Vestirse (zich aankleden) - Pretérito perfecto, indicativo (Voltooid tegenwoordige tijd, aantonende wijs)

 Vestirse (zich aankleden) - Werkwoordsvervoeging en oefeningen

Vestirse - Vervoeging van zich aankleden in het Spaans: Vervoegingstabel, voorbeelden en oefeningen in de voltooid tegenwoordige, aantonende wijs (Pretérito perfecto, indicativo).

Pretérito perfecto, indicativo (Voltooid tegenwoordige tijd, aantonende wijs)

Alle vervoegingen en tijden: Vestirse (zich aankleden) - Werkwoordsvervoeging en oefeningen

Lesprogramma: Spaanse les - Rutinas diarias (Dagelijkse routines)

Vervoeging van zich aankleden in voltooid tegenwoordige tijd

Spaans Nederlands
(yo) me he vestido ik heb me aangekleed
(tú) te has vestido jij hebt je aangekleed
(él/ella) se ha vestido hij/zij heeft zich aangekleed
(nosotros/nosotras) nos hemos vestido wij hebben ons aangekleed
(vosotros/vosotras) os habéis vestido jullie hebben zich aangekleed
(ellos/ellas) se han vestido zij hebben zich aangekleed

Voorbeeldzinnen

Spaans Nederlands
Hoy me he vestido con una blusa antigua. Ik heb me vandaag aangekleed met een antieke blouse.
Te has vestido a la moda para el evento. Jij hebt je gekleed volgens de mode voor het evenement.
Se ha vestido con una cazadora de tendencia. Hij heeft zich aangekleed met een trendy jack.
Nos hemos vestido cómodos para probar las tapas. Wij hebben ons comfortabel aangekleed om de tapas te proberen.
Os habéis vestido elegantes para la ocasión. Jullie hebben je elegant aangekleed voor de gelegenheid.
Se han vestido para probarse ropa nueva.
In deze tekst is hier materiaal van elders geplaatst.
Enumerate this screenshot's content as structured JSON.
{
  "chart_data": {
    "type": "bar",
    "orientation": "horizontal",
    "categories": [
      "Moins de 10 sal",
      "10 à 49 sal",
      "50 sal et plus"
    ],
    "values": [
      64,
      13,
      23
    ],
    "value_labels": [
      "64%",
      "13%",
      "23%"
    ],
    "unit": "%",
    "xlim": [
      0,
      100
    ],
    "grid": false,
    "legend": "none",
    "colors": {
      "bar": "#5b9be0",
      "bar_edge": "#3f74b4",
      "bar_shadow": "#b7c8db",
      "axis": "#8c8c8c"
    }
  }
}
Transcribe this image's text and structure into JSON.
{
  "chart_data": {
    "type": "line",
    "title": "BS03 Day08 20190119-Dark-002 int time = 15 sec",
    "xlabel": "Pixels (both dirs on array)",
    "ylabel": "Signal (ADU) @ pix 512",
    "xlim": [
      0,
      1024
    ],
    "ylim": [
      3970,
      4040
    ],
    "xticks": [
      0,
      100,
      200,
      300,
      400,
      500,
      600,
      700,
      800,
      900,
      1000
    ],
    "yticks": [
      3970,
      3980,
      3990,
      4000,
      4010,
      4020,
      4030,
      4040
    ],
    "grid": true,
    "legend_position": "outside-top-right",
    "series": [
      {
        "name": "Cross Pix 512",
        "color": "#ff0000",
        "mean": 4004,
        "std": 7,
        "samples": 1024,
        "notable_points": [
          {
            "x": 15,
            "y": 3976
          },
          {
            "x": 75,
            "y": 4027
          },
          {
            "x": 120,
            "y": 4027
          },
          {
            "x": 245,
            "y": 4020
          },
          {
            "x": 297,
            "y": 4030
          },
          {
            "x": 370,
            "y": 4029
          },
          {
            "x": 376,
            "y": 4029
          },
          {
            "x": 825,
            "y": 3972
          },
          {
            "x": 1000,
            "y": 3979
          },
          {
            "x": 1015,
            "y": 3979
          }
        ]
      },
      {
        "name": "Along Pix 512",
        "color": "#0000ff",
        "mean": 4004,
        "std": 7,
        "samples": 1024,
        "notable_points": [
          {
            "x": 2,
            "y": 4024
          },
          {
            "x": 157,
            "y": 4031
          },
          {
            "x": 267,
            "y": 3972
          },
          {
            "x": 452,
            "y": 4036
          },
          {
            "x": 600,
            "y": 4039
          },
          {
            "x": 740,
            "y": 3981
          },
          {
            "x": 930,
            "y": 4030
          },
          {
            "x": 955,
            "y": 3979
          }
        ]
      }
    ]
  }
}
Zij hebben zich aangekleed om nieuwe kleren te passen.

Oefening: Werkwoordsvervoeging

Instructie: Kies de juiste vorm.

Toon vertaling Toon antwoorden

me he vestido, te has vestido, se ha vestido, nos hemos vestido, os habéis vestido, se han vestido

1.
... cómodos para probar las tapas.
(Wij hebben ons comfortabel aangekleed om de tapas te proberen.)
2.
... a la moda para el evento.
(Jij hebt je gekleed volgens de mode voor het evenement.)
3.
... para probarse ropa nueva.
(Zij hebben zich aangekleed om nieuwe kleren te passen.)
4.
... con una cazadora de tendencia.
(Hij heeft zich aangekleed met een trendy jack.)
5.
Hoy ... con una blusa antigua.
(Ik heb me vandaag aangekleed met een antieke blouse.)
6.
... elegantes para la ocasión.
(Jullie hebben je elegant aangekleed voor de gelegenheid.)